Leaving the road, I found a trail that weaved through the hills and took me to a few Eastern Orthodox monasteries. The first two looked closed, but I was able to enter the third.
He invited me to enter the church, which though simple for an Orthodox chapel, it was still quite ornate in comparison to my American utilitarian sensibilities. Though the Eastern Orthodox ways of worship are still quite foreign to me, I could not but reflect on the Gospel as I saw the various icons and images of Christ.
Leaving the chapel, I struck up a conversation with the monk in residence. He lived there alone, but told me that the monastery had once served nuns rather than monks. This was his 10th year living as a monk but had only been living there for about a year.

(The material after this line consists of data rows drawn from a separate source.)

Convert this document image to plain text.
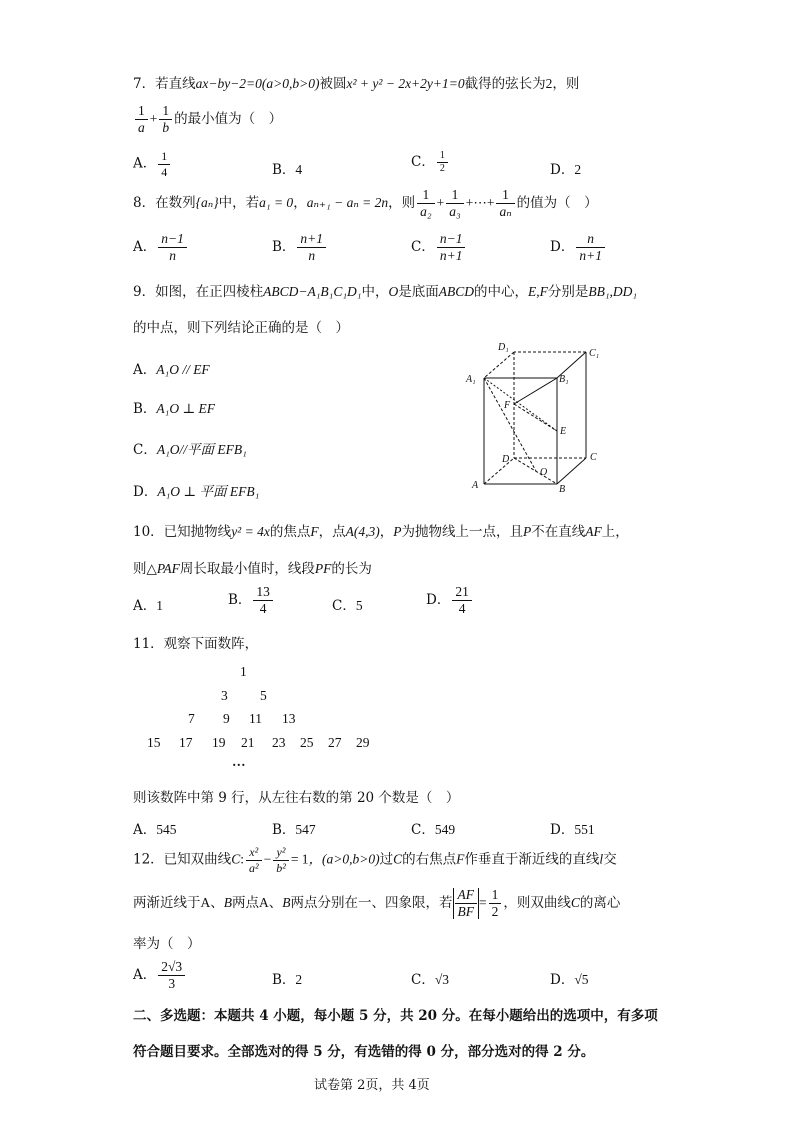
7．若直线ax−by−2=0(a>0,b>0)被圆x² + y² − 2x+2y+1=0截得的弦长为2，则
$\frac{1}{a} + \frac{1}{b}$ 的最小值为（　）
A． $\frac{1}{4}$	B．4	C． $\frac{1}{2}$	D．2
8．在数列{aₙ}中，若a₁ = 0，aₙ₊₁ − aₙ = 2n，则 $\frac{1}{\text{a₂}} + \frac{1}{\text{a₃}}$ +⋯+ $\frac{1}{\text{aₙ}}$ 的值为（　）
A． $\frac{n-1}{n}$	B． $\frac{n+1}{n}$	C． $\frac{n-1}{n+1}$	D． $\frac{n}{n+1}$
9．如图，在正四棱柱ABCD−A₁B₁C₁D₁中，O是底面ABCD的中心，E,F分别是BB₁,DD₁
的中点，则下列结论正确的是（　）
A．A₁O // EF
B．A₁O ⊥ EF
C．A₁O//平面 EFB₁
D．A₁O ⊥ 平面 EFB₁
D₁
C₁
A₁	B₁
F
E
D
O
C
A	B
10．已知抛物线y² = 4x的焦点F，点A(4,3)，P为抛物线上一点，且P不在直线AF上，
则△PAF周长取最小值时，线段PF的长为
A．1	B． $\frac{13}{4}$	C．5	D． $\frac{21}{4}$
11．观察下面数阵，
1
3 5
7 9 11 13
15 17 19 21 23 25 27 29
…
则该数阵中第 9 行，从左往右数的第 20 个数是（　）
A．545	B．547	C．549	D．551
12．已知双曲线C: $\frac{\text{x²}}{\text{a²}} - \frac{\text{y²}}{\text{b²}} = 1$，(a>0,b>0)过C的右焦点F作垂直于渐近线的直线l交
两渐近线于A、B两点A、B两点分别在一、四象限，若 $\frac{AF}{BF} = \frac{1}{2}$ ，则双曲线C的离心
率为（　）
A． $\frac{2√3}{3}$	B．2	C．√3	D．√5
二、多选题：本题共 4 小题，每小题 5 分，共 20 分。在每小题给出的选项中，有多项
符合题目要求。全部选对的得 5 分，有选错的得 0 分，部分选对的得 2 分。
试卷第 2页，共 4页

I found out in the course of our conversation that he was also an iconographer. This must be a common vocation for monks as there is no deficit of icons for sale in Greece. Given that I had recently read a paper by a friend of mine on the Orthodox and icons, this was particularly interesting to me.
Creating icons in Eastern Orthodox thought, so I am told, is part close obedience to the tradition and part the individual expression of that tradition. It is not the creation of art, per se, but the portrayal of metaphysical realities that mediate the presence of those represented.
I am not so mystical as the Orthodox. Yet still the beauty of these representations and the people represented were beneficial as a reminder of the Gospel mystery of Christ’s Incarnation. They exist because Christ in the flesh exists.
After leaving the monastery, I spent the hike down reflecting on the past couple of years. The past couple years have been rich in blessing not least of these being the presence of Christ through my church community in Hyde Park.
This perhaps is the reason that I am not so mystical as the Orthodox. The representation of Christ and the saints in my life is primarily in the local church-the brothers and sisters, mothers, and fathers that I have at Holy Trinity Church-Hyde Park. It is through these rich relationships of love and accountability in the regular rhythms of common worship and devotion to the Word that I have experienced Jesus Christ in ordinary daily life.
This is a timely reminder as I will close my time teaching 1 Corinthians over the next couple days covering Paul’s image of the church as Christ’s body (1 Corinthians 12) and his exposition of love (1 Corinthians 13). These iconic passages are instrumental for understanding the meaning of the church, essential for the vitality of every Christian community, and contain good news for the whole world.